Confusing Public and Private
The 3rd Beijing Photo Biennial
Adam Broomberg & Oliver Chanarin » Claudia Andujar » Chen Baoyang » Daniela Friebel » Gayatri Ganju » Anni Hanén » Pieter Hugo » Leandro Lima » Gisela Motta » Zanele Muholi » Berna Reale » Rosângela Rennó » Jewgeni Roppel » Viviane Sassen » Jiehao Su » Taca Sui » Shen Wei » Hu Xao » Wang Yishu » Vasantha Yogananthan » Zhang Yongji » & others
Exhibition: – 28 Nov 2018
CAFA Art Museum
No.8 Huajiadi South St, Chaoyang
As a newly emerging technology, medium and application, photography has always been associated with topics of publicity and privacy since it was invented. In the early days, photographers took essentially private pictures and viewed them in public spaces, while nowadays everyone can afford a camera phone and with mobile network and social media there appeared the demarcation of image, and in the time of constantly evolving visualization of data in contemporary art, photography has increasingly become an important medium that extends to, participate in, intervene with and helps build people’s public and daily lives. Thus, the public and private characters of photography continue to conflict, confront, integrate and spread between real and virtual spaces, and this constantly changes people’s ways of expression, relationships, behavioral habits while filling up our public and private living spaces. Eventually, with the extensive involvement of photography, public and private spaces, the boundaries between the individual and the group, and the “others” and “I” are reconstructed and redefined. During the process of these changing relationships, photography interacts and resonates in new ways with a lot of important factors such as history, reality, religion, philosophy, civilization, war, science & technology, politics and human emotions. In such a spatial-temporal environment where the public and the private are mixed, the modes of organization and thinking are extremely complex, and the atmosphere is full of a sense of ritual and absurdity, how can we start an adventure of thought – what kind of world is it? How is it related to us? It may be a Utopia or Dystopia, or even a Heterotopia or Protopia , and in their ideological and visual field, the way we deal with the relationship and expression of the public and private by photography will become our common goal that built on a relatively broad, distant and higher point, which is also the main point that inspired us to plan this exhibition. Therefore, this exhibition will center on photography as an interdisciplinary research field as well as its complex coexistence of the social, public and private, and it aims to explore the role and significance of photography in the tensional relationship between the public and the private.
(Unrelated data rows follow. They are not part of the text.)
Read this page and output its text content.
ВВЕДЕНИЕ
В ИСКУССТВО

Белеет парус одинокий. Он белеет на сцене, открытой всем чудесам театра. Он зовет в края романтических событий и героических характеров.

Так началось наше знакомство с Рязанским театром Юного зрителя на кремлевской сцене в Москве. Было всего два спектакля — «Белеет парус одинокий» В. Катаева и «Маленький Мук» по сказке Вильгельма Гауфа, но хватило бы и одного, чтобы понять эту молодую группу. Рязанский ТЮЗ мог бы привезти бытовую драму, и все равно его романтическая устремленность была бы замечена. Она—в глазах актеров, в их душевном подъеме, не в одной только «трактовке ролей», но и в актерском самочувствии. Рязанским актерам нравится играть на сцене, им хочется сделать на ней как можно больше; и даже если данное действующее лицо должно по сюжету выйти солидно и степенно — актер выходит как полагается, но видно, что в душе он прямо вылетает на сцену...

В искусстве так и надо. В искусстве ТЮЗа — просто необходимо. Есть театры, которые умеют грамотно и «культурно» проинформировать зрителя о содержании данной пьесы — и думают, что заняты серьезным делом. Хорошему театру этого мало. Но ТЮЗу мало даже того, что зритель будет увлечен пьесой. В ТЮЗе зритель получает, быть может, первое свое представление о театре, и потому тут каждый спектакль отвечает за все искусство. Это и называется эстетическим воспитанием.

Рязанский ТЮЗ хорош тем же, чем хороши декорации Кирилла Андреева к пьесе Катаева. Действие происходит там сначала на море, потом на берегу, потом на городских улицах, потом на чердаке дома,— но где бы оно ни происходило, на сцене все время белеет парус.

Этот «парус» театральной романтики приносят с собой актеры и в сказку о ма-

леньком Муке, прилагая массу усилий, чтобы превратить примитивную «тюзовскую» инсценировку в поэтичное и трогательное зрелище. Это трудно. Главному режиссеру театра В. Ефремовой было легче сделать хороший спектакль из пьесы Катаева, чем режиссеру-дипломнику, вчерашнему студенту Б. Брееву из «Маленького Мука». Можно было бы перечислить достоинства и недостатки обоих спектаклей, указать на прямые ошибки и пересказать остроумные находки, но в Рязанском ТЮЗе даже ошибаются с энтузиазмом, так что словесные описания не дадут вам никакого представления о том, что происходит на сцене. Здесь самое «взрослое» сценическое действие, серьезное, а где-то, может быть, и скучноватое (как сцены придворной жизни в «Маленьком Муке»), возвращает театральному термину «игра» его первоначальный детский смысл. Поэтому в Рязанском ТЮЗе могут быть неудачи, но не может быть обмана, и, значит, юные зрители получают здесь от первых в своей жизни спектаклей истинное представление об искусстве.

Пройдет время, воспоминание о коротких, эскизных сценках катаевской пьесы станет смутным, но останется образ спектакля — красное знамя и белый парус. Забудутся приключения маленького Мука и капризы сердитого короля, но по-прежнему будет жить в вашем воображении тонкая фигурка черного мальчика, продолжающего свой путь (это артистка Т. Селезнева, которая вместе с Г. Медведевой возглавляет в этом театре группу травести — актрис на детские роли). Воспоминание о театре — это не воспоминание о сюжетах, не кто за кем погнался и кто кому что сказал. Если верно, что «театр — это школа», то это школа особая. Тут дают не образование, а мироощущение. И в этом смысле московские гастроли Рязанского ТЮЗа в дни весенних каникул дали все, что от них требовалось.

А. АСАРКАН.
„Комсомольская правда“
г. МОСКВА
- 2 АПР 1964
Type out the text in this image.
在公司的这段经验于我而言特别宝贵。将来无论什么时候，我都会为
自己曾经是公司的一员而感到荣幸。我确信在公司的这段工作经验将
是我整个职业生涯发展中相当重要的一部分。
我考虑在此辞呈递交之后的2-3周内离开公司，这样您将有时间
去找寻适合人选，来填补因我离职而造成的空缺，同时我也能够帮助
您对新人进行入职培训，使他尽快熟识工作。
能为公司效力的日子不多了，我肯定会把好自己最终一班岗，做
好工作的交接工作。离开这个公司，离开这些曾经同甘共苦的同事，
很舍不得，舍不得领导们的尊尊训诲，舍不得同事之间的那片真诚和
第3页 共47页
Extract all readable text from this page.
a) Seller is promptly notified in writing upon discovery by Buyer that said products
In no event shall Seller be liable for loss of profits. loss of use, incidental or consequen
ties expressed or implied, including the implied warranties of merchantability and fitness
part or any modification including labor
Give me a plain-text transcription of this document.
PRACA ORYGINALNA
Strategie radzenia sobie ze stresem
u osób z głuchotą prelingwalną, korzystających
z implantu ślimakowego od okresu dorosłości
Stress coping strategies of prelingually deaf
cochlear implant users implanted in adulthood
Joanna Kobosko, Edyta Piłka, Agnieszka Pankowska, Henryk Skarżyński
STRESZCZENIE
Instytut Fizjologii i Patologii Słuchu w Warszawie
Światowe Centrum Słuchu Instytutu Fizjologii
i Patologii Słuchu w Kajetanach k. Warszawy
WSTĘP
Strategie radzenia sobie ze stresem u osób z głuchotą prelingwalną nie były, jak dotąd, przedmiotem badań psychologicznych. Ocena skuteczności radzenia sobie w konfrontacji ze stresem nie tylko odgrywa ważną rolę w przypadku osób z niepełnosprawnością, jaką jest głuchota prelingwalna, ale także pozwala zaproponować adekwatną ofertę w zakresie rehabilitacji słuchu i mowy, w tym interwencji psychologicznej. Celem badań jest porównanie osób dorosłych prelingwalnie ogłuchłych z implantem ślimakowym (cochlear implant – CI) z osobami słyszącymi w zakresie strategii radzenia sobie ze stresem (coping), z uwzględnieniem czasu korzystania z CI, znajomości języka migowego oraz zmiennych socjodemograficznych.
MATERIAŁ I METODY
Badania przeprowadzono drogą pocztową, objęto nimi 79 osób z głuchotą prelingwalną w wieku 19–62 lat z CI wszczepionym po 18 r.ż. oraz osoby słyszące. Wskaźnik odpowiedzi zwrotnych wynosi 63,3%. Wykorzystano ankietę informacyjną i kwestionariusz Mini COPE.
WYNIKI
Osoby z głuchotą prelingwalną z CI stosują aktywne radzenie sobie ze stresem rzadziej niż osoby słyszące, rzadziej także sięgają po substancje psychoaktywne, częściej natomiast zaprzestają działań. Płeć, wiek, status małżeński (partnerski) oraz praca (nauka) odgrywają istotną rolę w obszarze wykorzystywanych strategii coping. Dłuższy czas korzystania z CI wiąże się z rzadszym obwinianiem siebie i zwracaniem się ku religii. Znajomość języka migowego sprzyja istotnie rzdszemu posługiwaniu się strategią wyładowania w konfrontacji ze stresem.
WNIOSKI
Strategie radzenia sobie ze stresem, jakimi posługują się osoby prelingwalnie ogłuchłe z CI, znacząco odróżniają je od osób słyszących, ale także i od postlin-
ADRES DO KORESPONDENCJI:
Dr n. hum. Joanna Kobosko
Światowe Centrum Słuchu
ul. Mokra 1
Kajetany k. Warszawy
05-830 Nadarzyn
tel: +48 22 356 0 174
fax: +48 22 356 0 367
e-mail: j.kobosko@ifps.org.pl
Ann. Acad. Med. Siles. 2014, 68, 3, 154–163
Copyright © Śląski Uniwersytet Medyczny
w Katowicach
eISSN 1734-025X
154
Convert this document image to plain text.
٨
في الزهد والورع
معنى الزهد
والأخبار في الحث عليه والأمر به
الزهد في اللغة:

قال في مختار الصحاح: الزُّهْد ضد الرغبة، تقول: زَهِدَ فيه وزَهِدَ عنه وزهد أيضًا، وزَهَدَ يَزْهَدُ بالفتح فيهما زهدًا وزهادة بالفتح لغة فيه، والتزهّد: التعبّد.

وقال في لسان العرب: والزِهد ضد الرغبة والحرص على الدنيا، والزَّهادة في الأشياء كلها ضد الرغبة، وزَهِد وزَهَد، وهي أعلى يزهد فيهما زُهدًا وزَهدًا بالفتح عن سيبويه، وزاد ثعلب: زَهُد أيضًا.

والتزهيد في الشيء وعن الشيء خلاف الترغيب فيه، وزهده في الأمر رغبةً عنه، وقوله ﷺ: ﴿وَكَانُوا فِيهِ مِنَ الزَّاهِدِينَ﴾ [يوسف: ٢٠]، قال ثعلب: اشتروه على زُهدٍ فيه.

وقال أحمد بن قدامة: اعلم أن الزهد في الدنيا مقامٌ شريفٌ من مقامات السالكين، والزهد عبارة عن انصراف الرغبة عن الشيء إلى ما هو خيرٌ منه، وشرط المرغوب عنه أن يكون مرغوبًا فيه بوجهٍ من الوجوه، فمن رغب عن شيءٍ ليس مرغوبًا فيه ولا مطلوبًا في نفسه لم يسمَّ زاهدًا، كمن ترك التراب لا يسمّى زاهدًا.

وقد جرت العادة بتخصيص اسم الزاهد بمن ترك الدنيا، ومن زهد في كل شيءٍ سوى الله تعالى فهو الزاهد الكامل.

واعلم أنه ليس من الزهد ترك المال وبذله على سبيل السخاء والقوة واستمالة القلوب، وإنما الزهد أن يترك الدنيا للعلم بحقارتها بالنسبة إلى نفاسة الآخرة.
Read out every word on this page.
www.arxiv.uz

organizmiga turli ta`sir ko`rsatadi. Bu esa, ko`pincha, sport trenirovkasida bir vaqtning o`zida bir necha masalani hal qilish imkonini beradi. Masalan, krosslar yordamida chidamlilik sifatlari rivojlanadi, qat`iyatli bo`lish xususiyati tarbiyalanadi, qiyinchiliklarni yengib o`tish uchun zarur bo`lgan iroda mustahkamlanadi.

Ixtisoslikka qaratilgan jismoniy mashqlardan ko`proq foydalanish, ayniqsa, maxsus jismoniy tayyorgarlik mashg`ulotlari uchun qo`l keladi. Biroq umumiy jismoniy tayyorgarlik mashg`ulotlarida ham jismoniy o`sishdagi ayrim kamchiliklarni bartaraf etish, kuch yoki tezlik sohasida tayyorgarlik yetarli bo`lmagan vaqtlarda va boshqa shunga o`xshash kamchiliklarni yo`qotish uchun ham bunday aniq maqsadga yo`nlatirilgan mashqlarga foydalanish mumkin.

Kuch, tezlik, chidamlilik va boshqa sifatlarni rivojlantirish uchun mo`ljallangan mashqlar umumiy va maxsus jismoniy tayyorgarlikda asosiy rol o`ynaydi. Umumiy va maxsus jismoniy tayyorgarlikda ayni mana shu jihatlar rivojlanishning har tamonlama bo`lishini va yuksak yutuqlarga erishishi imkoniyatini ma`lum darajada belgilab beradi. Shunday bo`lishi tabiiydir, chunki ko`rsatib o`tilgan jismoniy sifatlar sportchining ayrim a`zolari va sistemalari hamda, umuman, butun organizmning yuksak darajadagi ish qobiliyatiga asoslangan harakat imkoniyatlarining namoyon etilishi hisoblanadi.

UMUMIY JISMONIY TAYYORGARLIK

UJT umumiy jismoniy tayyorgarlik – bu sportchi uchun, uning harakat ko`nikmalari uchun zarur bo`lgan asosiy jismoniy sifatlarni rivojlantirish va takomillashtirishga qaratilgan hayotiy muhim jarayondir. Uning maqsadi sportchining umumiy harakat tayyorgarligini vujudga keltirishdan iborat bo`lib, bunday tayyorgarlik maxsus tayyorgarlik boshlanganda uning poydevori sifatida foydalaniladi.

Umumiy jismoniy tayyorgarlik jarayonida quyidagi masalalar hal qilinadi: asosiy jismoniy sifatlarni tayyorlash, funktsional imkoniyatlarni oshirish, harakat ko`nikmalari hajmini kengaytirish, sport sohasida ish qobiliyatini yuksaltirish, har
It is worth pointing out that, by drawing on experience and reflect on the insufficiency from the first two photo biennials, the curatorial team hope to present a completely different exhibition this year, in an experimental and challenging way of organization and thinking based on the theme of “Confusing Public and Private”.
 Kwvin Kelly once pointed out: “the real Dystopia has nothing to do with the description of it in the movie ‘Mad Max’ and is more like the former Soviet Union: the world was not lawless but filled with overregulated bureaucracies……however, neither Dystopia or Utopia are our destinations: our real destination is ‘Protopia’, more precisely speaking, we have already arrived in a Protopia. A Protopia is not an end but a state of transformation, a process. In the mode of a Protopia, today is better than yesterday despite it just get a little bit better. It is a gradual process of improvement and a gentle form of progress.”